KUALA LUMPUR: PAS president Abdul Hadi Awang defended Islamic laws as meant to “educate” and not to punish criminals, as he presented his motion to table his private member’s bill to amend the Syariah Courts (Criminal Jurisdiction) Act in the Dewan Rakyat today.
“We remind the non-Muslims. Do not belittle Islam which is the religion of the federation,” the Marang MP said as he hit out at critics of the bill.
He questioned claims that the bill would affect non-Muslims’ freedom to practise their faiths, saying there had not been a single case of non-Muslims being tried under state shariah enactments.
He said the opposition by non-Muslim and some Muslim MPs to the bill showed they were not ready for mature politics.
“They (non-Muslims) have no right to reject this amendment.

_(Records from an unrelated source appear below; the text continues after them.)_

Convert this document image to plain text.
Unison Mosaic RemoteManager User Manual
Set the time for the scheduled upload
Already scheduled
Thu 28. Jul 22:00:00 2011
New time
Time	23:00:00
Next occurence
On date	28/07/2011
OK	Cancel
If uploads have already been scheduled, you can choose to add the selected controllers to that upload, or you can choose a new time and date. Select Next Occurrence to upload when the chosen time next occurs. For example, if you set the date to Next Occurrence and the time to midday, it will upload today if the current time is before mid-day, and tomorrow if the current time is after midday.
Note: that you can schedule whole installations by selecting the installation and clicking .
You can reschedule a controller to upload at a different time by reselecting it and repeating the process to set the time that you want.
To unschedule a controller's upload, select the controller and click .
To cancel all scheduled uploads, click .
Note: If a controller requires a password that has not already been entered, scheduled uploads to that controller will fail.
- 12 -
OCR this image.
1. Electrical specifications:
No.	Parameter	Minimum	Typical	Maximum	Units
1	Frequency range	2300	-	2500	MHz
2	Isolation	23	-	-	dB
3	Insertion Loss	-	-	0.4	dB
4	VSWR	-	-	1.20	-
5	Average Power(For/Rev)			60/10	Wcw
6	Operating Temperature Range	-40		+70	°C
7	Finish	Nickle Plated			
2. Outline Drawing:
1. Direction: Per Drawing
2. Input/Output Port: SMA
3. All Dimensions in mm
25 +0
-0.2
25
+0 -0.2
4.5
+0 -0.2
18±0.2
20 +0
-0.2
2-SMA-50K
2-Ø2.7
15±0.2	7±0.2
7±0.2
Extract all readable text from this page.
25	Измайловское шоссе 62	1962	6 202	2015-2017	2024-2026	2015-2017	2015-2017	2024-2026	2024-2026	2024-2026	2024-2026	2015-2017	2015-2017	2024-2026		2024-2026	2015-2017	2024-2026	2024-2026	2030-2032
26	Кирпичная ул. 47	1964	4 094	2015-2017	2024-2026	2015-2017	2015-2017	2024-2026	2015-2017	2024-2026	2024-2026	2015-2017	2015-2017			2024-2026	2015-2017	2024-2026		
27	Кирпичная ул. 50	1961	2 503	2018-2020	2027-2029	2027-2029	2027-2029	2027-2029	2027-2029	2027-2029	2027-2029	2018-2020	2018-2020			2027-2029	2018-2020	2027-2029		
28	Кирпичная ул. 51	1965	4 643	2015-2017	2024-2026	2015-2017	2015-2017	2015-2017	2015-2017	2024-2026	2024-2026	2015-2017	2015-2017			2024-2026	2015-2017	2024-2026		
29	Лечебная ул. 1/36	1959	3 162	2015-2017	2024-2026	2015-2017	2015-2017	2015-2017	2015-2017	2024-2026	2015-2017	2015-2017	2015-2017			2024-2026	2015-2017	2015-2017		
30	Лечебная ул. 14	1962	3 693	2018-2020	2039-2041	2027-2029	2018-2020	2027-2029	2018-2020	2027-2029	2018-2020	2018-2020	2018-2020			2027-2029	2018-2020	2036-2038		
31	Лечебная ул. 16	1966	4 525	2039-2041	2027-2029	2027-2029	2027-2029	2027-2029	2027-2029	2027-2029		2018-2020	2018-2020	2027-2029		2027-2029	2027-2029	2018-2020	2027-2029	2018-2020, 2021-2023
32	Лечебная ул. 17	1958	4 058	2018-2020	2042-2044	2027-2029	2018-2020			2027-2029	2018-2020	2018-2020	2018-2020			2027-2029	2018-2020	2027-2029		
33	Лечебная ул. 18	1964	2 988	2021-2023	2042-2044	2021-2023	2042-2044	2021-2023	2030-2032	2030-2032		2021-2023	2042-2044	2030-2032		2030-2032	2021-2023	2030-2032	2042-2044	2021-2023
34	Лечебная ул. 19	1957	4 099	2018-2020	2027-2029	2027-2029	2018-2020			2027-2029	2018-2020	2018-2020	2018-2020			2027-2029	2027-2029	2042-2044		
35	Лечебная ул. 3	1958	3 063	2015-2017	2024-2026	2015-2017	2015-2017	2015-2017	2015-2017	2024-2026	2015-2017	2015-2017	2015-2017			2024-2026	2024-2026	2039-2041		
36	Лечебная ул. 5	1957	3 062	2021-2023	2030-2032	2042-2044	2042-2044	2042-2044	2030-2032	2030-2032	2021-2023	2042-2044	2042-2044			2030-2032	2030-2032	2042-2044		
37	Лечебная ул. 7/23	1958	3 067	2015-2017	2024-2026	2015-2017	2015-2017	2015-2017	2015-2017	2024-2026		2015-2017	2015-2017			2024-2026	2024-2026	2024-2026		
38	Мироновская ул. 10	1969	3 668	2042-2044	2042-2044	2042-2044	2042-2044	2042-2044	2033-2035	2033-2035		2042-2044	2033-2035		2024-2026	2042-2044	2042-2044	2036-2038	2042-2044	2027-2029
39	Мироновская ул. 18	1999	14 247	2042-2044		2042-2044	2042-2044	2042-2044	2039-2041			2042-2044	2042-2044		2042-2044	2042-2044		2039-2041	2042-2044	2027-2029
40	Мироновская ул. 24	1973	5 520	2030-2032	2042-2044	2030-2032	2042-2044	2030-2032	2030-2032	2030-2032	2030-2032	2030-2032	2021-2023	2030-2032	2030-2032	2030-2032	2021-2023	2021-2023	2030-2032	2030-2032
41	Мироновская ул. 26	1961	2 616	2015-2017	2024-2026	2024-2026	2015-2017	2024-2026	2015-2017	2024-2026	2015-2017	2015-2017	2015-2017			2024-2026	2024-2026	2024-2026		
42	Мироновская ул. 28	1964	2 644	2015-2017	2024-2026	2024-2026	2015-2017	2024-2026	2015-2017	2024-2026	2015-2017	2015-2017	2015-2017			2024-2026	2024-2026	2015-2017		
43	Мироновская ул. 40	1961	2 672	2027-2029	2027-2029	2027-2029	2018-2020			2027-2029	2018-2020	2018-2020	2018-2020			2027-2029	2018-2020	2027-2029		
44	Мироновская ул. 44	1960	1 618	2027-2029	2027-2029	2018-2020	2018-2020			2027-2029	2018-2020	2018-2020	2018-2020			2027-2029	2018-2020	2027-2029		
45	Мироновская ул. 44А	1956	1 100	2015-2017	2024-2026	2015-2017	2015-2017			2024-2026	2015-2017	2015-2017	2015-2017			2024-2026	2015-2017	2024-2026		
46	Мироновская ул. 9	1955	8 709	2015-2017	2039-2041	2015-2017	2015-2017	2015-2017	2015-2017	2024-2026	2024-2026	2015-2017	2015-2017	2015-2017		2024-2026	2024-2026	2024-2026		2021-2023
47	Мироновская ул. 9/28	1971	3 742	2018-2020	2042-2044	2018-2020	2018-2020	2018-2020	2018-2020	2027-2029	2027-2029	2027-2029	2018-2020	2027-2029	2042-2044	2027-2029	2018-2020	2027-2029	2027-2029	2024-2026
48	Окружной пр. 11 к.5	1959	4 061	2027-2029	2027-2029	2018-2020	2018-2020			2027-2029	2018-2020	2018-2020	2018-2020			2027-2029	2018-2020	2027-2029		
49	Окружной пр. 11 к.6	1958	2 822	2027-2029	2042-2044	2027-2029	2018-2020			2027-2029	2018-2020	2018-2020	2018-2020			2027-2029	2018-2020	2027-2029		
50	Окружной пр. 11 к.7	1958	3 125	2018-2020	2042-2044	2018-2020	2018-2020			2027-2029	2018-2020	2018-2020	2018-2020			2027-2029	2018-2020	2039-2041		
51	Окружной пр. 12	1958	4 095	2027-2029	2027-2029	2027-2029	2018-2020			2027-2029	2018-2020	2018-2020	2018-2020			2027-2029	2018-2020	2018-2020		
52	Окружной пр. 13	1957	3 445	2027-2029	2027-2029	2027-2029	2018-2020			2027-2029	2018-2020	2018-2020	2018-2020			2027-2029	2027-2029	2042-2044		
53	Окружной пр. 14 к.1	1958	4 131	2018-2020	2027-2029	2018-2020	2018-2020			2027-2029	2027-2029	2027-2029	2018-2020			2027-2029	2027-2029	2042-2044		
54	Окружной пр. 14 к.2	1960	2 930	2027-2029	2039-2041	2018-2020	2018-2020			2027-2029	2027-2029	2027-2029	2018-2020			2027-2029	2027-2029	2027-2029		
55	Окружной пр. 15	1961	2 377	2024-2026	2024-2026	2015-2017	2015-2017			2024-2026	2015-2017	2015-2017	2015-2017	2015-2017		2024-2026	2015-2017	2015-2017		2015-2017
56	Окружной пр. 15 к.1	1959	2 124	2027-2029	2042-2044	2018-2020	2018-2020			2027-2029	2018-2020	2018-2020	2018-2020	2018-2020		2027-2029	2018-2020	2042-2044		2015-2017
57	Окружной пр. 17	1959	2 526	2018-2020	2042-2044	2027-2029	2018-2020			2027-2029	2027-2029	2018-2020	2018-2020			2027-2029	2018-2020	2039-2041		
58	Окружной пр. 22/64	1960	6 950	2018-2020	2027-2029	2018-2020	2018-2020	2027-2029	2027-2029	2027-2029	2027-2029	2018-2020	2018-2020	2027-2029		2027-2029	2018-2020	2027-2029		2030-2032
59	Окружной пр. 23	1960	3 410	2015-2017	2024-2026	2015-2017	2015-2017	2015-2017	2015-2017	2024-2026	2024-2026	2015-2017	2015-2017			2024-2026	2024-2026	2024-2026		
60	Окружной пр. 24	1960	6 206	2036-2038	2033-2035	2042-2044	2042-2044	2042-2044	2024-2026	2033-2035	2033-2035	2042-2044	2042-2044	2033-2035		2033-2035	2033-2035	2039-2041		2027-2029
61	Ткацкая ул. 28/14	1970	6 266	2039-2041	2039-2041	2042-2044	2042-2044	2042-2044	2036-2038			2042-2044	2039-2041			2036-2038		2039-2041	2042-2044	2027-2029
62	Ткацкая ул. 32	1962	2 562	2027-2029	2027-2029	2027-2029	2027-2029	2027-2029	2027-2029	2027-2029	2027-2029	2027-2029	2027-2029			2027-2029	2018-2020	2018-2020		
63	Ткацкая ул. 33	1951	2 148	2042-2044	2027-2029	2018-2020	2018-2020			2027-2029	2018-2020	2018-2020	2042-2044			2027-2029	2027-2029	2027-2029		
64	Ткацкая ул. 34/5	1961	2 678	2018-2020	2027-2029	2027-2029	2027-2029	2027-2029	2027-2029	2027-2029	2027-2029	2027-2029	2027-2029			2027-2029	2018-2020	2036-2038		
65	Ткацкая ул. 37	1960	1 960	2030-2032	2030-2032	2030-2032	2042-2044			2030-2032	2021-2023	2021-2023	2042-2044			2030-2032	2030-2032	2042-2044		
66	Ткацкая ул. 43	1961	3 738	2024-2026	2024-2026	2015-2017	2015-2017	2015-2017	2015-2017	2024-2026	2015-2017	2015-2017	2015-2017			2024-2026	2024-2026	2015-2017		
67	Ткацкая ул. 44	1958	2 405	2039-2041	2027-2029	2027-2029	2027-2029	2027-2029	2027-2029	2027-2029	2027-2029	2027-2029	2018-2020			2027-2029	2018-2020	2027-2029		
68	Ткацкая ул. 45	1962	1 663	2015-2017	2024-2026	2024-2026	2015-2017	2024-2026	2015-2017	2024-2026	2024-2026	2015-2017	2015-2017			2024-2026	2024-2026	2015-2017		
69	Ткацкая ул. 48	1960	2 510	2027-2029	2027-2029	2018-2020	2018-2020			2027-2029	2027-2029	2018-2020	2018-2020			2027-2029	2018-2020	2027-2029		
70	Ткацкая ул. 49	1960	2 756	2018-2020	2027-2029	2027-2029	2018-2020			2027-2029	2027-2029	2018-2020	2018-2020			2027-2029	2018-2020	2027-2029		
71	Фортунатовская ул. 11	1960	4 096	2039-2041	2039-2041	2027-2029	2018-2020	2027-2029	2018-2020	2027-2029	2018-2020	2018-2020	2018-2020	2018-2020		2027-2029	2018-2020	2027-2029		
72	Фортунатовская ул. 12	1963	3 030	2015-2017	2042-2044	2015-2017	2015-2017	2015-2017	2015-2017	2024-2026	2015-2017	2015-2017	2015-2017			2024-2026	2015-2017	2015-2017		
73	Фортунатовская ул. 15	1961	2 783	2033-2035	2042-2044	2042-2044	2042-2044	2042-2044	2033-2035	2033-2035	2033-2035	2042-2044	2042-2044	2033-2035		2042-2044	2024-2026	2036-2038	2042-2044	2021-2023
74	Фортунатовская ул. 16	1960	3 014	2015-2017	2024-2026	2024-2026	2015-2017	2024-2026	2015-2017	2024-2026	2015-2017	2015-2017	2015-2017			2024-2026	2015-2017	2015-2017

They do not at all sacrifice their personal rights or the rights of the non-Muslims,” said Hadi.
The bill, which was moved to the top of the Dewan Rakyat’s order paper, seeks to increase punishments for shariah offenders, from the current three years’ jail to 30 years, from the maximum RM5,000 fine to RM100,000 and from six strokes of the cane to 100 lashes.
The bill has been opposed by both opposition as well as BN component parties. The bill, which aims to give wider powers to shariah judges, is seen as opening the path for hudud laws, or Islamic capital punishments for serious crimes, in Malaysia.
But Hadi denied suggestions that the bill was a “back door” to implement hudud, saying crimes such as murder and robbery still came under federal jurisdiction.
Defending the proposal for heavier penalties, Hadi said they were not geared towards punishing the offenders.
“Caning under Islam is different from the civil laws,” he said, before explaining how a convict is punished without causing injuries.
“It may be 100, but it’s different from caning under civil laws.
“It is to educate, not to inflict pain,” added Hadi.
He said Muslims were bound by the Quran to treat even their enemies justly.
“If even with the enemies of Islam we are commanded to be just, what more with non-Muslim citizens who we consider our brothers?”
Hadi’s explanation today comes a week after a meeting of top Barisan Nasional leaders chaired by Prime Minister Najib Razak decided to call off plans to take over the shariah bill.